Солнце припекало, но ребенок не согревался, хотя был завернут в юбку и лежал на перинке. Даже материнское дыхание не в силах было отогреть ему ручонки. Глаза его, обращенные к голубому небу, не глядели на мать, ротик подергивался, все лицо как-то исказилось, дыхание стало тяжелым. Мать со страхом смотрела на него: раньше ребенок всегда улыбался ей и обнимал ручонками за шею, а сейчас впервые даже не остановил на матери взгляда, Йозефек с самого рождения рос слабым и болезненным; ему было уже около года, а он не умел еще ни сидеть, ни говорить. Тельце у него было худенькое, и, целуя мальчику ручки и ножки, мать всегда плакала над ним и думала: «Лучше бы тебя прибрал господь бог!» — но тут же горячо прижимала к сердцу и готова была отдать последнюю каплю крови, лишь бы он оставался жив и здоров. Сейчас, при виде такой перемены в ребенке, вдову кольнуло болезненное предчувствие, и, с рыданиями заломив руки, она бросилась на колени перед крестом.

— Отец небесный, смилуйся — раз нет у людей жалости, возьми нас к себе! Йозеф, молись перед троном господним за своих невинно страдающих детей, за свою Катерину! Господи, окажи милость, не дай нам прийти в отчаяние! — причитала женщина раздирающим душу голосом.

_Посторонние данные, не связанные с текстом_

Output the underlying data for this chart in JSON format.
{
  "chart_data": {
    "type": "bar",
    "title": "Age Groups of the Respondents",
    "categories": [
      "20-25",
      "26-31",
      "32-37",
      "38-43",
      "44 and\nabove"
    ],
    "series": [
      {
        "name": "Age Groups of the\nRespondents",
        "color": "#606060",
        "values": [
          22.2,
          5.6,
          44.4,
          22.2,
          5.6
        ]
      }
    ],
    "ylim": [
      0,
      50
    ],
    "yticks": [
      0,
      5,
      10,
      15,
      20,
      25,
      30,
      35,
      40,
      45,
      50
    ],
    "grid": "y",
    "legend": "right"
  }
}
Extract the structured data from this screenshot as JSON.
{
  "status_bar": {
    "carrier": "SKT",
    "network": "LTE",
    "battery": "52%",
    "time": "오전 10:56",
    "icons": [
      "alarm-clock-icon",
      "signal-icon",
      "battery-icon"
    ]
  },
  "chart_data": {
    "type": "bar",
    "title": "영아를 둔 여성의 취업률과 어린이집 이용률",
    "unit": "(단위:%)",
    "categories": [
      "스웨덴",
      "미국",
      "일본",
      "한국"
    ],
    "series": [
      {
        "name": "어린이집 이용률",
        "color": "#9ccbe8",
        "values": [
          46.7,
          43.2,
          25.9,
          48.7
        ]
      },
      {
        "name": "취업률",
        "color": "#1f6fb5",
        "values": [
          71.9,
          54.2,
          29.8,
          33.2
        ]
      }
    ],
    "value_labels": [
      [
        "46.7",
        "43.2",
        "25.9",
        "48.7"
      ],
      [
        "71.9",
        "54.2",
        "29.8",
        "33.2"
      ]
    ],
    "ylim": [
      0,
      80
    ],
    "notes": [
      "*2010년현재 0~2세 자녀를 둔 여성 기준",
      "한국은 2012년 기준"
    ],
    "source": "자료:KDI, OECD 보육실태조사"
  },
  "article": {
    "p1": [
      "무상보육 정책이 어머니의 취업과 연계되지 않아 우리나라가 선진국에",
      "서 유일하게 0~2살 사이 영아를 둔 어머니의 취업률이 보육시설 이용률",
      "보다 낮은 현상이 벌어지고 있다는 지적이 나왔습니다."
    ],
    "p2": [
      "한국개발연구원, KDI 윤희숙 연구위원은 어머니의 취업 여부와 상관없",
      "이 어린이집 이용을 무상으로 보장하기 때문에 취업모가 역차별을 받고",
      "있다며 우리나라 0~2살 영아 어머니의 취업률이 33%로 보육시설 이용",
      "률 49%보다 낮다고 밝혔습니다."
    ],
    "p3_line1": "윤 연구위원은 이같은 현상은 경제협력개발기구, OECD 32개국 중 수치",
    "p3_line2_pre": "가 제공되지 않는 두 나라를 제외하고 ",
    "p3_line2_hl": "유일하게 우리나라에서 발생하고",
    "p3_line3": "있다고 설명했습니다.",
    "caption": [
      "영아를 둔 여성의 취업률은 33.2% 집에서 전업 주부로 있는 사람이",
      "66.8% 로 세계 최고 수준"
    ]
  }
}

Вдова долго молилась и неутешно плакала, пока не привел ее в себя голос Войтеха, бежавшего по дороге от замка и еще издали кричавшего что-то. Мать оглянулась на Йозефека и, видя, что он закрыл глазки и дышит ровнее, сделала сыну знак, чтобы тот не шумел. Мальчик весь раскраснелся от радости и быстрого бега. «Маатушка, посмотрите, что я принес!» Задыхаясь, он стал вынимать из одного кармана кусок жаркого, из другого ломоть хлеба, пирожок, кусочки разного мяса и печенья. Все это он положил матери на колени, радостно глядя в ее удивленное лицо.

— Вот я вас удивил — правда, матушка? Но подождите, это еще не все. Только закройте глаза, пожалуйста, и не открывайте, пока я не скажу: «можно!».

Мать почти машинально исполнила желание сына, а тот вынул из кармана завернутую в бумажку серебряную монету в двадцать геллеров, развернул ее, потом взял руку матери и, положив ей на ладонь деньги, тихонько сказал: «можно!». Мать открыла глаза и даже испугалась, увидев монету.